Mariano Ponce was born in Baliuag, Bulacan, on March 22, 1863, the eldest of the seven children of Mariano Ponce and Maria Collantes de los Santos. He had his early schooling in his home town and finished his secondary education in the private school of Juan Evangelista, Hugo Ilagan and Escolastico Salandanan in Manila.
Afterwards, he enrolled at the college of San Juan de Letran where he obtained his Bachiller en Artes in 1885. Then he transferred to the Sto Tomas University to study medicine. In 1887, he left for Europe and registered at the Central University of Madrid, where he finished his medical degree in 1889.
He joined Jose Rizal, Marcelo H. del Pilar, Lopez Jaena, and other patriots in the crusade for the needed Philippine reforms.

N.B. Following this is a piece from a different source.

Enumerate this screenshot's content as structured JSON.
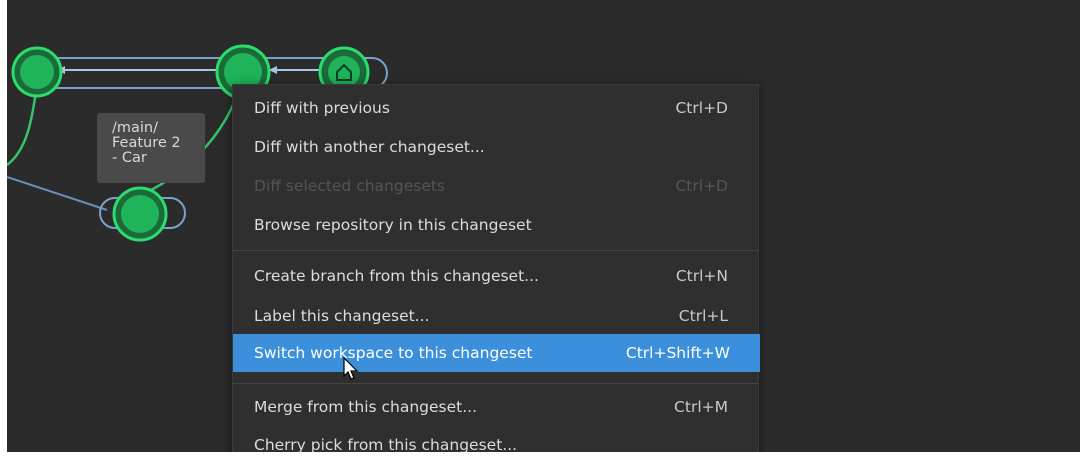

He assisted Lopez Jaena in founding La Solaridad in Barcelona on February 12, 1889. He headed the Literary Section of the Asociacion Hispano-Filipina, a society of Liberal Spaniards and Filipinos, founded to help the Propaganda Movement, of which he was elected Secretary. As managing editor, he wrote regularly for La Solidaridad on history, politics, sociology and travel under various pseudonyms, some of which were Naning, Kalipulako, and Tigbalang.
When the revolution broke out in 1896, he was imprisoned in Barcelona for 48 hours on suspicion of having connections with the uprising. In 1898, Aguinaldo appointed him as diplomatic representative of the First Republic to Japan where he met his Japanese wife, Okiyo Udanwara. While enrooted to China to visit his old friend, Dr. Sun Yat-Sen, whose biography he published in 1914, he died in the Civil Hospital in Hong Kong, on May 23, 1918. His remains are now in the Cementerio del Norte, Manila.